Ensemble Distillation for Unsupervised Constituency Parsing

Authors: Behzad Shayegh, Yanshuai Cao, Xiaodan Zhu, Jackie CK Cheung, Lili Mou

ICLR 2024 | Conference PDF | Archive PDF | Plain Text | LLM Run Details

Reproducibility Variable Result LLM Response
Research Type Experimental Experiments show that our method surpasses all previous approaches, consistently demonstrating its effectiveness and robustness across various runs, with different ensemble components, and under domain-shift conditions.
Researcher Affiliation Collaboration Behzad Shayegh1, Yanshuai Cao2 Xiaodan Zhu3,4 Jackie C.K. Cheung5,6 Lili Mou1,6 1Dept.

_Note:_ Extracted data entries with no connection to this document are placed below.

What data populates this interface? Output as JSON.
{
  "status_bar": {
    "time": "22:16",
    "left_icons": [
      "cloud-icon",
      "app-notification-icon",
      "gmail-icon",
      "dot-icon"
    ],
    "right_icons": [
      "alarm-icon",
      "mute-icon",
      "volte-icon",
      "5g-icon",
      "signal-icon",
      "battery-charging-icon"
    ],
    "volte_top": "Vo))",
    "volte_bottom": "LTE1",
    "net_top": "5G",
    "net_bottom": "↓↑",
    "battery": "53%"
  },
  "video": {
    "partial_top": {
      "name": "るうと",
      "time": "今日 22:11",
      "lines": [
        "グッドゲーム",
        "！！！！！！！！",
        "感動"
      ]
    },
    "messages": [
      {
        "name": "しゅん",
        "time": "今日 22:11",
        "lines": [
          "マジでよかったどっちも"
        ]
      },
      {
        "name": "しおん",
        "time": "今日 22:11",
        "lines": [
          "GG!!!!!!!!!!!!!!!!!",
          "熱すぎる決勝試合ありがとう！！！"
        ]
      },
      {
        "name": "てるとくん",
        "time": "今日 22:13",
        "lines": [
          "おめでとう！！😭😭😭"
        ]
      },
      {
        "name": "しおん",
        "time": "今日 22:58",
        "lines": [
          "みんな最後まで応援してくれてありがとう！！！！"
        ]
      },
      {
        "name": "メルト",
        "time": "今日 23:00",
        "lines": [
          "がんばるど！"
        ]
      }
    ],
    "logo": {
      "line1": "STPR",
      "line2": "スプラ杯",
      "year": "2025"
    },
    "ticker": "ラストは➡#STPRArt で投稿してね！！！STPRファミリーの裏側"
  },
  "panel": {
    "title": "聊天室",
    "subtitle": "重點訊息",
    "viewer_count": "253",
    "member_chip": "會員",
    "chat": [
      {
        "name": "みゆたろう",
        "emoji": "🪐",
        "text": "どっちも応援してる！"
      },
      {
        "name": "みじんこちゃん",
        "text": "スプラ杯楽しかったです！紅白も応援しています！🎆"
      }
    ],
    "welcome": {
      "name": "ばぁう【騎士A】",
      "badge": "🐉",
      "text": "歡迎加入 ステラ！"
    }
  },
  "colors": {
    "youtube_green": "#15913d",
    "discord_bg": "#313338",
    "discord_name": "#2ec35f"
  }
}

Computing Science, Alberta Machine Intelligence Institute (Amii), University of Alberta 2Borealis AI 3Dept. Electrical and Computer Engineering, Queen s University 4Ingenuity Labs Research Institute, Queen s University 5Quebec Artificial Intelligence Institute (MILA), Mc Gill University 6Canada CIFAR AI Chair
Pseudocode Yes In Appendix A, we summarize our ensemble procedure in pseudocode and provide an illustration. Algorithm 1 Our CYK Variant
Open Source Code Yes Code available at https://github.com/MANGA-UOFA/ED4UCP
Open Datasets Yes We evaluated our approach on the widely used Penn Treebank (PTB; Marcus et al., 1993) dataset, following most previous work (Shen et al., 2019; Kim et al., 2019a; Cao et al., 2020; Maveli & Cohen, 2022; Li & Lu, 2023). In addition, we used the SUSANNE dataset (Sampson, 2002) to evaluate model performance in a domain-shift setting.
Dataset Splits Yes We adopted the standard split: 39,701 samples in Sections 02 21 for training, 1,690 samples in Section 22 for validation, and 2,412 samples in Section 23 for test.
Hardware Specification Yes We measured the run time using 28 Intel(R) Core(TM) i9-9940X (@3.30GHz) CPUs with or without GPU (Nvidia RTX Titan).
Software Dependencies No The paper states 'For hyperparameters and other setups of previous methods (all teacher and student models), we used default values mentioned in either papers or codebases.' and lists various teacher models with their respective codebases (e.g., 'https://github.com/harvardnlp/compound-pcfg'). While these codebases imply certain software stacks, the paper itself does not explicitly list any specific software dependencies or their version numbers (e.g., Python, PyTorch, TensorFlow versions) required to reproduce the experiments for its own method.
Experiment Setup No The paper states 'For hyperparameters and other setups of previous methods (all teacher and student models), we used default values mentioned in either papers or codebases. It should be emphasized that our proposed ensemble approach does not have any hyperparameters, thus not requiring any tuning.' This indicates that their *own* ensemble method does not require tuning, but it defers to external sources for the setup of the teacher and student models used in their experiments, without explicitly detailing those specific hyperparameter values or system-level training settings within the paper itself.